As stated, some will find it hard to even make it through the whole of The Tree of Life; some will walk out within half an hour, others will yawn their way to the end and then wonder what all the fuss was about. Well, it’s no fuss really, it’s just glorious majesty; beautiful moving images, at once disconnected from the contemplative narration that plays over them, yet also bound to it by themes and feelings. Yes, it’s all about feelings; about the experience. I’ve stated it before: you don’t watch a Terrence Malick film, you absorb it. And for those who open up to The Tree of Life, there is so much to experience; so much to engage with and relate to, and just plain behold. He can make the glass skyscrapers in the Big City look more beautiful than you could ever imagine; he can capture a flock of hundreds and hundreds of birds moving in a stunning, other-worldly wave through the orange-gold sky – a pure force of nature; and he can back his visual style and imagery up with a remarkably weighty substance, and with carefully, perfectly chosen words, so that the whole experience will resonate within your very core. Behold, The Tree of Life.
The only way to be happy is to love. Unless you love, your life will flash by.
Dedicated to my grandfather, Rev. Dr. Ernest Samuel
“Where were you when I laid the earth’s foundation … while the morning stars sang together and all the sons of God shouted for joy?”

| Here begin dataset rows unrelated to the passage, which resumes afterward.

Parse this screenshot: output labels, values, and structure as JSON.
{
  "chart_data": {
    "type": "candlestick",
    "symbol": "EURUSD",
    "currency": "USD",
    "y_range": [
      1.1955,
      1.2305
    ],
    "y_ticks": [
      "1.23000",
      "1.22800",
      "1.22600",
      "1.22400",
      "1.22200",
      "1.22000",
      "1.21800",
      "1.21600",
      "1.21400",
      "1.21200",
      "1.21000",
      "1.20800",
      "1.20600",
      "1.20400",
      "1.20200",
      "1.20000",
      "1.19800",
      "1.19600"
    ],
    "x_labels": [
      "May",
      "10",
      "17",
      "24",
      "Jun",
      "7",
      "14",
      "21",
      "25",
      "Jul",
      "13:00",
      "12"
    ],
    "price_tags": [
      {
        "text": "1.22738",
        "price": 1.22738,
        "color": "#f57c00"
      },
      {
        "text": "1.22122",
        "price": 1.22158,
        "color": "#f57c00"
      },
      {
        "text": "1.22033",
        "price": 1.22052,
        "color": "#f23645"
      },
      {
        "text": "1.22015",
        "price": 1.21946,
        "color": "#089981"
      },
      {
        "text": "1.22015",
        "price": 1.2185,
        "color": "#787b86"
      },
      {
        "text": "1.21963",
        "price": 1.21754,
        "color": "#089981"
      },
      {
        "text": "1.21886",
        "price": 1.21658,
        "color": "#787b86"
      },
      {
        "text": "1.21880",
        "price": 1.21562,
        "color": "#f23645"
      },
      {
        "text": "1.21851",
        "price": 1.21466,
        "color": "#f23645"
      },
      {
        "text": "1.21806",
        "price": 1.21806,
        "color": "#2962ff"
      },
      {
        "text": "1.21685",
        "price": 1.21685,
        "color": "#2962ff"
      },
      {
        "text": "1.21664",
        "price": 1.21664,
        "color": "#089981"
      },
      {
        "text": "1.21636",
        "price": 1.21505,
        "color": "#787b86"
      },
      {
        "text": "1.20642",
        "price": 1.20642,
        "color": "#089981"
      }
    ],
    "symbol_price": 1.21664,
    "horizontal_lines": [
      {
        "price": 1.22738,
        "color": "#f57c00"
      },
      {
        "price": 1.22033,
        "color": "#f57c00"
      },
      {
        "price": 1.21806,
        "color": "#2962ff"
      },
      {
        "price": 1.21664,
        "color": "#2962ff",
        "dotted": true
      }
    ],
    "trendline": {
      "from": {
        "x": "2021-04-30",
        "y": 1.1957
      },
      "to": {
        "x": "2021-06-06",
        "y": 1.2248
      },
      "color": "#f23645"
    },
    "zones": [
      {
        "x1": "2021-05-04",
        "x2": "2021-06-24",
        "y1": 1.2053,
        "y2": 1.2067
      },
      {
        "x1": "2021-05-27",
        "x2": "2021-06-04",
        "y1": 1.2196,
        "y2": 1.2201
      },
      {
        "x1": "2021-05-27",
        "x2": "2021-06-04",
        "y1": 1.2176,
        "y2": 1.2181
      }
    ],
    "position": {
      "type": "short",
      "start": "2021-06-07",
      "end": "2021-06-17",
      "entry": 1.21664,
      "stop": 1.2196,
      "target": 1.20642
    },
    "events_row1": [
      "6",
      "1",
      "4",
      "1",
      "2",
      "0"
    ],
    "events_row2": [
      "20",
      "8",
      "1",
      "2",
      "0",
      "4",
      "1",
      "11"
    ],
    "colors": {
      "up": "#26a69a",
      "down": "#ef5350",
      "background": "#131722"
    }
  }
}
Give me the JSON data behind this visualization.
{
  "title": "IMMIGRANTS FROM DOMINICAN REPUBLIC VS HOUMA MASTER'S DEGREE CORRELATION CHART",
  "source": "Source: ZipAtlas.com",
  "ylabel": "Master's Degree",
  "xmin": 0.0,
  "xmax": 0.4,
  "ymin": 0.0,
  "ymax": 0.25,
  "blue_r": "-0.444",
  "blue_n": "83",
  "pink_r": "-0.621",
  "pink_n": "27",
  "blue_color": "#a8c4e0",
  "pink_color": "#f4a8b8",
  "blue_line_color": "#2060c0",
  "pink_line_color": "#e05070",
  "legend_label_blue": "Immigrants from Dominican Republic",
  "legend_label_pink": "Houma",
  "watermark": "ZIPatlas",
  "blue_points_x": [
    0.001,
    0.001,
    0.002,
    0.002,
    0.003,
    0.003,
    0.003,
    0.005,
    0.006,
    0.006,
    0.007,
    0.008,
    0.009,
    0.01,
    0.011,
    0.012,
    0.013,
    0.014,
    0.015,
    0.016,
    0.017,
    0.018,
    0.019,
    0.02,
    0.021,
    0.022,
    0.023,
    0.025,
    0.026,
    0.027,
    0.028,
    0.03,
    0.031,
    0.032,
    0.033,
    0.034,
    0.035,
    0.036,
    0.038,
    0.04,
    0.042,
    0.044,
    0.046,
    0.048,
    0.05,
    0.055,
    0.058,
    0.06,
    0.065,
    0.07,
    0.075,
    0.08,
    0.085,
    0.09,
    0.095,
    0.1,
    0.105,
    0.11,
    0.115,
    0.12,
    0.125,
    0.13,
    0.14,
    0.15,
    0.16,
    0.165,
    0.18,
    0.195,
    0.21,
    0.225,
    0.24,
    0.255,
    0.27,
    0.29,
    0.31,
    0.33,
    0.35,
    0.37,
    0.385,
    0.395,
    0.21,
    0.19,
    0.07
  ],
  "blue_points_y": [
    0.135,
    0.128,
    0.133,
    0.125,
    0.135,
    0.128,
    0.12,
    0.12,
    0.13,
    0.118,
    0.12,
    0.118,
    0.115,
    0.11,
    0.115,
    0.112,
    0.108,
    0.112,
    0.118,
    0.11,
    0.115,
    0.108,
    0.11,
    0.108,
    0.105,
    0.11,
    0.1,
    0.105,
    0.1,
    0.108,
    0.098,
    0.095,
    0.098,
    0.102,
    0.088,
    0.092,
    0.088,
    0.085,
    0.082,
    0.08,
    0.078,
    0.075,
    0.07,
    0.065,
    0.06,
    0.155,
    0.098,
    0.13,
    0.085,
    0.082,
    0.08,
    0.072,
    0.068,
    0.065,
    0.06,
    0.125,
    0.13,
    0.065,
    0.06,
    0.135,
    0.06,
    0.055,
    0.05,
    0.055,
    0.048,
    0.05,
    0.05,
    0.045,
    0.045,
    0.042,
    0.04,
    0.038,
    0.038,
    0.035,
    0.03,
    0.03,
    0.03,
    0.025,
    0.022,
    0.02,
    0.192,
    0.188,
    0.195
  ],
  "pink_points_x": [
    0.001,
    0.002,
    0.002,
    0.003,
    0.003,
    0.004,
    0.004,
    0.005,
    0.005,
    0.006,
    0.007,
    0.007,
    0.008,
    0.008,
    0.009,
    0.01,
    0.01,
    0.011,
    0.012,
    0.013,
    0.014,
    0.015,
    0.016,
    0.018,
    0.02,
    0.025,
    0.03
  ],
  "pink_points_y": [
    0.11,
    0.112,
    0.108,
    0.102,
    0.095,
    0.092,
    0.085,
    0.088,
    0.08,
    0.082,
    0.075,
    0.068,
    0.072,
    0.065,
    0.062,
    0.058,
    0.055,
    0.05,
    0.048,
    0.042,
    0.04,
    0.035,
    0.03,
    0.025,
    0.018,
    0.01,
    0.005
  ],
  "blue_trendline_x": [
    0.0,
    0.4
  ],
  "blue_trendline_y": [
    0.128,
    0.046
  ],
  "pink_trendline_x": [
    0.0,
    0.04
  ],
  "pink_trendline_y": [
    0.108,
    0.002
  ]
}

Terrence Malick’s existential exploration of faith, life, and the very world around us is a magnificent, eye-opening voyage which will leave you at once in awe of his majestic imagery, and also contemplative of your own life, and the lives of those around you. Offering up a non-linear snapshot-style narrative about an average family living in 50s America, his acute observations of life – and of human nature – will touch each and every viewer in a different way. It’s a very personal odyssey, a unique experience, a bold and daring film project, and an unquestionable masterpiece. In a summer tainted by average weather, and average blockbusters, why not try a little food for thought instead?